Y entonces me encuentro ante mí.
Dejo de respirar y me concentro en la imagen que devuelve el espejo.
-Sólo soy yo, pienso.
Y mi mirada se torna tirana, cruel. Víctima culpable.
-Sólo soy yo, como cualquier otro día.
Y la verdad aparece justo detrás de mí. El fantasma del miedo se personifica y me abraza la espalda, se retuerce contra ella como una serpiente que asfixia a su presa.
-Sólo soy yo, nada ha cambiado.
Levanto el dedo índice y mi reflejo lo imita con cautela y justo cuando estamos a punto de tocarnos se desvanece y ya nadie sigue mis pasos.
-Sólo soy yo, no tengas miedo.
Examino cada centímetro de mi cuerpo con cautela y respeto, como si no fuera mío, como si no lo conociera.
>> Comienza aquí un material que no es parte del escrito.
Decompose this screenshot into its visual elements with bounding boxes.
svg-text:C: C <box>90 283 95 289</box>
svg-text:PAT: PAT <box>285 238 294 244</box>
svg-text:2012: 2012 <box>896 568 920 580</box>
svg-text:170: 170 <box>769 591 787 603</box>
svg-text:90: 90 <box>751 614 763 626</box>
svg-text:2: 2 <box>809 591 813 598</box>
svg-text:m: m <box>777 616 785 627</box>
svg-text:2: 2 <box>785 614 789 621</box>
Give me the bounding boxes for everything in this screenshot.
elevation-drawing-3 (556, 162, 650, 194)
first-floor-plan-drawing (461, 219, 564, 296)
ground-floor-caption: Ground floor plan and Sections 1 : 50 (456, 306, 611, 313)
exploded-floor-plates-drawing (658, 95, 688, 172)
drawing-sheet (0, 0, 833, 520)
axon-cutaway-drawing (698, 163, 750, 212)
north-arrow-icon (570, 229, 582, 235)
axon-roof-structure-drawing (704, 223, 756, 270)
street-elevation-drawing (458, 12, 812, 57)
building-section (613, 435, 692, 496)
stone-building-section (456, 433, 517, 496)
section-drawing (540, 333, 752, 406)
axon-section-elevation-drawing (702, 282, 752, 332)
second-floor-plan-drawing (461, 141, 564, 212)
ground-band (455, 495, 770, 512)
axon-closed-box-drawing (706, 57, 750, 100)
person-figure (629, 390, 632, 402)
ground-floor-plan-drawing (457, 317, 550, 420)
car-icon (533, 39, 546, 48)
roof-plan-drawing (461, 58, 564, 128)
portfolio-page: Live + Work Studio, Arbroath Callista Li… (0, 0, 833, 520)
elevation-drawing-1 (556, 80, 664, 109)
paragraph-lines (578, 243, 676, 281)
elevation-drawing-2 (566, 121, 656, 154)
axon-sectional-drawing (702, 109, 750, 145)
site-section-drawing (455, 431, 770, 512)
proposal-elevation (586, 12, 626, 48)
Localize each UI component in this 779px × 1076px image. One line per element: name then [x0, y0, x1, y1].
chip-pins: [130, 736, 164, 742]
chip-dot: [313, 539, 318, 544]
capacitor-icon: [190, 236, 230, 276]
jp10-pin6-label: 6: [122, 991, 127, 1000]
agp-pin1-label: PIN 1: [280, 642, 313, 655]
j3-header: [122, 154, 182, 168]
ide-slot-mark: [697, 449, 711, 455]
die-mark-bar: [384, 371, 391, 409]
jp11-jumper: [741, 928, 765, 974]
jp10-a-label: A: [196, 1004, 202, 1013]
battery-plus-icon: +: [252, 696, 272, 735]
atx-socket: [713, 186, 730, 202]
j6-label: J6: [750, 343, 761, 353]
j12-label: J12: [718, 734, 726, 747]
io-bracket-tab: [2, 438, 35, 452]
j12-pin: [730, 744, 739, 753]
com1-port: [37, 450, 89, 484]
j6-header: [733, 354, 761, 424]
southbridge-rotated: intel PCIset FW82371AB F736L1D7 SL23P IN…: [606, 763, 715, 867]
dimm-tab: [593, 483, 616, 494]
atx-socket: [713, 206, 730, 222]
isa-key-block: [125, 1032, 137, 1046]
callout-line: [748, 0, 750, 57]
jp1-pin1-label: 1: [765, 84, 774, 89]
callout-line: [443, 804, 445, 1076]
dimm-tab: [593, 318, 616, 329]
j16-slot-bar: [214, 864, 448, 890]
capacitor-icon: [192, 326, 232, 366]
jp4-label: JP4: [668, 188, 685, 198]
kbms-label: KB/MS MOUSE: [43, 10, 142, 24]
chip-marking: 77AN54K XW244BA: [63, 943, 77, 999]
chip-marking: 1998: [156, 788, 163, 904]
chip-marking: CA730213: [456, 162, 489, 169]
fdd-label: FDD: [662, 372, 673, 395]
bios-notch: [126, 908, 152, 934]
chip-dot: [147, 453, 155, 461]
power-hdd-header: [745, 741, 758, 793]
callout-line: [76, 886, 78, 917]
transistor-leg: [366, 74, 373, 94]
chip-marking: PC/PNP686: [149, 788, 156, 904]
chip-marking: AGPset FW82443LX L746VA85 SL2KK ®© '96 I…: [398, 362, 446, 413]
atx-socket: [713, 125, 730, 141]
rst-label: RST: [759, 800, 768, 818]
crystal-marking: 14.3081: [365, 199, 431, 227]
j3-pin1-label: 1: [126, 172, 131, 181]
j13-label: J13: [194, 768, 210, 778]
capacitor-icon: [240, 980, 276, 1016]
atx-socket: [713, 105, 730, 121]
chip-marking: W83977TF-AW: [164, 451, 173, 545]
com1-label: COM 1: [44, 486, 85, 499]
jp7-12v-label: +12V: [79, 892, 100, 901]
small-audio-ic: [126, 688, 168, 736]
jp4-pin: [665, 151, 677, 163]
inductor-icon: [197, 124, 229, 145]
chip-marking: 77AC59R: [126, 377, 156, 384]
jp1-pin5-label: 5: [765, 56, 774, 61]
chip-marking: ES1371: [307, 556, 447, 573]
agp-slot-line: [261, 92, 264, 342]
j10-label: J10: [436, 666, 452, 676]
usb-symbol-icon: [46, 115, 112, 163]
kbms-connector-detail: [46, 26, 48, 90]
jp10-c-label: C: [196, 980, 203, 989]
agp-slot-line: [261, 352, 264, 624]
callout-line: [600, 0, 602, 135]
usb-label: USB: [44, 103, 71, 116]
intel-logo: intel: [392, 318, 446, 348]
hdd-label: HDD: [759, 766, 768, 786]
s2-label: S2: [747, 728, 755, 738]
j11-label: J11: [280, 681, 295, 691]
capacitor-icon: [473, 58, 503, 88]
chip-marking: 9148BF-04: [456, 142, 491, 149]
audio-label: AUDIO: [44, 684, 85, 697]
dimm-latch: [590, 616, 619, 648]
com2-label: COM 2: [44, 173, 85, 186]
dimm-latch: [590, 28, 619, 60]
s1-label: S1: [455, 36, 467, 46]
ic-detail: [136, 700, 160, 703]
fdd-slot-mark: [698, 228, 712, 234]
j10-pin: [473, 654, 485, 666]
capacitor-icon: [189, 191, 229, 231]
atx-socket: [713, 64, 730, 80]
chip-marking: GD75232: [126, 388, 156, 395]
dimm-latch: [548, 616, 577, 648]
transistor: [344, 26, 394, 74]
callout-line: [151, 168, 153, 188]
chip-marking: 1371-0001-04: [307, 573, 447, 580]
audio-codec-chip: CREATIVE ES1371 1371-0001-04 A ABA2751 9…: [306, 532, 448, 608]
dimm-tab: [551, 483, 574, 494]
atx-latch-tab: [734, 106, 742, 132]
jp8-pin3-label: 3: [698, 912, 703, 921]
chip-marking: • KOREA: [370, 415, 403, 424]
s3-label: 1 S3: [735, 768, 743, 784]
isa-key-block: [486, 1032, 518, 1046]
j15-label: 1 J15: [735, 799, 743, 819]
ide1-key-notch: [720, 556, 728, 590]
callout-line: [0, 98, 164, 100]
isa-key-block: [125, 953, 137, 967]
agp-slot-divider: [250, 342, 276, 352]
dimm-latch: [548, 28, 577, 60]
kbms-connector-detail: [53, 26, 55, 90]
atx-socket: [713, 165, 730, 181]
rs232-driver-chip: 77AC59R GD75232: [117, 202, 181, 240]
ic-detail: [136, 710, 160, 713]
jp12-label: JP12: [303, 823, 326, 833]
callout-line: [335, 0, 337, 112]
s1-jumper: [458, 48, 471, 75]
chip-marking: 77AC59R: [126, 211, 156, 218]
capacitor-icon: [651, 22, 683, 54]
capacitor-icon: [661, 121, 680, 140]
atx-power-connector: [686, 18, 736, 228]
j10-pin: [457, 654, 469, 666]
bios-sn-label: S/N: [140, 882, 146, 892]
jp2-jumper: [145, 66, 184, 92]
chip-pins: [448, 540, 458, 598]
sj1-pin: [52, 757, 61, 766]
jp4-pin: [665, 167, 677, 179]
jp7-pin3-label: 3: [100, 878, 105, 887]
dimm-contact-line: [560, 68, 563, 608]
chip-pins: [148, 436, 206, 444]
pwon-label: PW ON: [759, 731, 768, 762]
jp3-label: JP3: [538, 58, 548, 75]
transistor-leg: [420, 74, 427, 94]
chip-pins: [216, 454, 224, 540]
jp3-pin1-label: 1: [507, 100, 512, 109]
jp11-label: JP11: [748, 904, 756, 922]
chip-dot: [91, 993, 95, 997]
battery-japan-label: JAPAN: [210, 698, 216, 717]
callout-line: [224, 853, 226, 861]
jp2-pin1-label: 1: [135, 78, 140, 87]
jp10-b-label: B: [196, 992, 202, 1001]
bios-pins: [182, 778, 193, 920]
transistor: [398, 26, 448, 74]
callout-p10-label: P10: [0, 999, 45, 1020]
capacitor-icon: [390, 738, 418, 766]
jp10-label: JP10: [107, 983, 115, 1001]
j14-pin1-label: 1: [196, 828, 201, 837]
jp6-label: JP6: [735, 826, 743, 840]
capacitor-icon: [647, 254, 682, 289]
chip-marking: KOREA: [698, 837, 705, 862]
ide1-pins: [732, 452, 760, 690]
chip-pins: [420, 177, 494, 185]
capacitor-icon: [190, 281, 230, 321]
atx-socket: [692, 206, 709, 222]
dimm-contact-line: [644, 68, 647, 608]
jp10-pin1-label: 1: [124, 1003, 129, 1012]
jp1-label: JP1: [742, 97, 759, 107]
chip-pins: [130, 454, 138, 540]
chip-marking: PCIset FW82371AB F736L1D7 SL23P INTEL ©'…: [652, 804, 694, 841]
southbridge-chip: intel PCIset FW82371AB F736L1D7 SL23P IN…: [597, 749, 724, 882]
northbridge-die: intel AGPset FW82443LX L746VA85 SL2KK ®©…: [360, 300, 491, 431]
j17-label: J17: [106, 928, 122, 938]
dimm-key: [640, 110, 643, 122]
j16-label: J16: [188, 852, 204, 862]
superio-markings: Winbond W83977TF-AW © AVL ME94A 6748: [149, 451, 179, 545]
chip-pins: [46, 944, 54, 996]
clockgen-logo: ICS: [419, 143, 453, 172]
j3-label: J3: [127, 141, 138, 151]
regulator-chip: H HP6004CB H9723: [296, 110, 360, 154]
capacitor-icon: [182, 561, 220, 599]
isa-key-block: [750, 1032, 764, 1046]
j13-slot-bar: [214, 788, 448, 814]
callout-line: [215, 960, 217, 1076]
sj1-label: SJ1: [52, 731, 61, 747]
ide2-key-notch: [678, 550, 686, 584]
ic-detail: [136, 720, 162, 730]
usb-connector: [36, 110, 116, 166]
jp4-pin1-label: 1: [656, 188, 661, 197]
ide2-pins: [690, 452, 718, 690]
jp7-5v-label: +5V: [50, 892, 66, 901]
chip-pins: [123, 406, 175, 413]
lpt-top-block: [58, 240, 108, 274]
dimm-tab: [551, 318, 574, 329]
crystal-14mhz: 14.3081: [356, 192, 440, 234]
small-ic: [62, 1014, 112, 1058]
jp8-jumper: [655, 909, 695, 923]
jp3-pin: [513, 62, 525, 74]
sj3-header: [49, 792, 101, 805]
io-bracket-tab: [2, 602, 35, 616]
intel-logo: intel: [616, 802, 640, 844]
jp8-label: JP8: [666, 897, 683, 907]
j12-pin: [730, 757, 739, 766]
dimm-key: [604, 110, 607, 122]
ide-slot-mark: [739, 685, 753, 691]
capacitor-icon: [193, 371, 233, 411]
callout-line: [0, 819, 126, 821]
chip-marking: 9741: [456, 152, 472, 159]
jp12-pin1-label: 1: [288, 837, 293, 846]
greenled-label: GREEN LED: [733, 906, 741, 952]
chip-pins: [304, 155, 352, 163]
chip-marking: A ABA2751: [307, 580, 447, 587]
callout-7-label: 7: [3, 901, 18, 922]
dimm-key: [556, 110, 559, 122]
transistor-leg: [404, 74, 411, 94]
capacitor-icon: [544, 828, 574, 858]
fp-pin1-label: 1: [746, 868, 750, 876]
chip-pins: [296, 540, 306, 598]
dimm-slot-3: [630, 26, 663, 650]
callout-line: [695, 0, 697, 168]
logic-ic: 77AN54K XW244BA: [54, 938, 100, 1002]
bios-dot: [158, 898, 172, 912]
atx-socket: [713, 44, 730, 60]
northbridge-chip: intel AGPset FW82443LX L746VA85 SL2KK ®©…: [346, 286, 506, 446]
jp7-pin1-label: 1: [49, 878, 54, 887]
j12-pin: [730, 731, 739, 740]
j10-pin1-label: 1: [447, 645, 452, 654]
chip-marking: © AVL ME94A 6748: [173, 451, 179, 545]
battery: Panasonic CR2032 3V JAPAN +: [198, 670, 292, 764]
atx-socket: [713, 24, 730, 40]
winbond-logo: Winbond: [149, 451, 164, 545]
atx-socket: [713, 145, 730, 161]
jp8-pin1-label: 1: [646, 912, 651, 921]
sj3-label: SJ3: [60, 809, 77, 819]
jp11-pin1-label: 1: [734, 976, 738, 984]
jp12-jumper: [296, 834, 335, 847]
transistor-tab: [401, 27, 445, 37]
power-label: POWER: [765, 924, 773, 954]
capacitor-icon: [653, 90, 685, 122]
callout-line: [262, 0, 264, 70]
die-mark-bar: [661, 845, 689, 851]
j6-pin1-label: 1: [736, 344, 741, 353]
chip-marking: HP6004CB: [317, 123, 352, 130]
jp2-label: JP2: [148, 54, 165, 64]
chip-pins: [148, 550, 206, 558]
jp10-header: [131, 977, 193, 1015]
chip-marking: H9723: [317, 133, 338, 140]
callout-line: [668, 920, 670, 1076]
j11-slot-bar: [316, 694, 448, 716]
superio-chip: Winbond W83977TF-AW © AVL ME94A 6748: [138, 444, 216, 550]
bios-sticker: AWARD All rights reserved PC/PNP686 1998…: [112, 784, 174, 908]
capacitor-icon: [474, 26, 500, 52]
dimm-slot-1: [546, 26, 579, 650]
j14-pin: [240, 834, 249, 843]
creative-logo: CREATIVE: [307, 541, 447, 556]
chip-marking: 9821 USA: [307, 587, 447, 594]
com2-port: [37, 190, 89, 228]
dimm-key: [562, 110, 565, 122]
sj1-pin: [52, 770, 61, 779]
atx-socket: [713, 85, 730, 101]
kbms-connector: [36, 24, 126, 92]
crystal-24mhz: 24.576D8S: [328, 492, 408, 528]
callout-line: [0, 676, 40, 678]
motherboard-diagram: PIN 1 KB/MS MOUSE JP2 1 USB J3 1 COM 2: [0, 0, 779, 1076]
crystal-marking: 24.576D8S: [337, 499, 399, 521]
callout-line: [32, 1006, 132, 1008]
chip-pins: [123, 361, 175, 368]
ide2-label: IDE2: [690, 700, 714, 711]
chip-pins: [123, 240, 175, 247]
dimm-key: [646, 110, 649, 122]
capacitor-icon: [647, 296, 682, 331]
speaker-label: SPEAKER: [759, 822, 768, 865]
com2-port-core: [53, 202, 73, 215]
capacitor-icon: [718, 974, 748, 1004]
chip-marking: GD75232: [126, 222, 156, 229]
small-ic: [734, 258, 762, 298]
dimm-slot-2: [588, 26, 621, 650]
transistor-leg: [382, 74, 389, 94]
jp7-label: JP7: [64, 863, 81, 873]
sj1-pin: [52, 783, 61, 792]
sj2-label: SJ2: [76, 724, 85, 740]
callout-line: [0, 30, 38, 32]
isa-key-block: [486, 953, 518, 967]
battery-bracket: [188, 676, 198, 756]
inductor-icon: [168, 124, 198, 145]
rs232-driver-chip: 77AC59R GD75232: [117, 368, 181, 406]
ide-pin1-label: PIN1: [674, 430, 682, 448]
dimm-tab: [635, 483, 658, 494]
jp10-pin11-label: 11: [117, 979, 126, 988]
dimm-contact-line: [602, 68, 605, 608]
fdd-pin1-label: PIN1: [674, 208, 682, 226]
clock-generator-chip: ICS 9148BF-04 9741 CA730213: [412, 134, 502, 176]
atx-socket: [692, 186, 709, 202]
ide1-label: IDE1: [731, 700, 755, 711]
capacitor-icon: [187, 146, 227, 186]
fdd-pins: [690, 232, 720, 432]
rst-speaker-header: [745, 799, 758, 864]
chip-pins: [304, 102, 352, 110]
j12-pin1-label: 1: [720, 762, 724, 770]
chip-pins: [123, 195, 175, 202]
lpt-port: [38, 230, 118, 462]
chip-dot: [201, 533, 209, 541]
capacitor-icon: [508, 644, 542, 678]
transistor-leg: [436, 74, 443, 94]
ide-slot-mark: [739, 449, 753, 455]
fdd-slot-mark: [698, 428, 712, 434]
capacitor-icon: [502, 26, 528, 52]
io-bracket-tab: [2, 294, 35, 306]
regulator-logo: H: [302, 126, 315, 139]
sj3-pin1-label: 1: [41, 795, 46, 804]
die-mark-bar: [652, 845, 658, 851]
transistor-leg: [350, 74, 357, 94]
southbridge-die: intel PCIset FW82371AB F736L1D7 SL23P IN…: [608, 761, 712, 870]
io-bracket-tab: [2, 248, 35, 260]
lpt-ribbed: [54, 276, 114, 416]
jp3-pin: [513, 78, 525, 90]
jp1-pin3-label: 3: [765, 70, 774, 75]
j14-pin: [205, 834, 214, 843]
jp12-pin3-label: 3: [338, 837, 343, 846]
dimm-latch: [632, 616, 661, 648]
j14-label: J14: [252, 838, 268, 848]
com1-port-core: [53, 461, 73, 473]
Como si estuviera descubriendo un nuevo continente y cada lunar fuera una isla.
No hay contacto físico pero siento la electricidad emanar de cada poro. Todo son chispas y todo es luz en un túnel oscuro.
-Sólo soy yo, ¿por qué sigues mirando?
Mi imagen se vuelve difusa y borrosa. No sé hacia donde mirar y de repente me encuentro en una sala de espejos y en ninguno me veo reflejada. No me conozco, no puedo ser yo.
Grito asustada, loca, histérica.
Me pellizco un brazo y el espacio cambia y vuelvo a estar frente a alguien que conozco.
Eres tú.
No sé si sueño, no sé si es real pero me lanzo a por ti. Sólo sonríes, ladino. Y sé que es mi perdición, que entregarme es perderme, que mi sur y tu norte nunca serán nuestros. Que solo te daré mi mejor parte y que tú no la compartirás.
Sé que en el momento del choque te desvanecerás y me dejarás un vacío en el pecho.
Ya no querré llenarlo.
Volveré a la habitación del espejo y me miraré. Es algo que ya he vivido, sé reconocer esa cara.
Sí, es la mía por fin. Y no, ya no sonríe.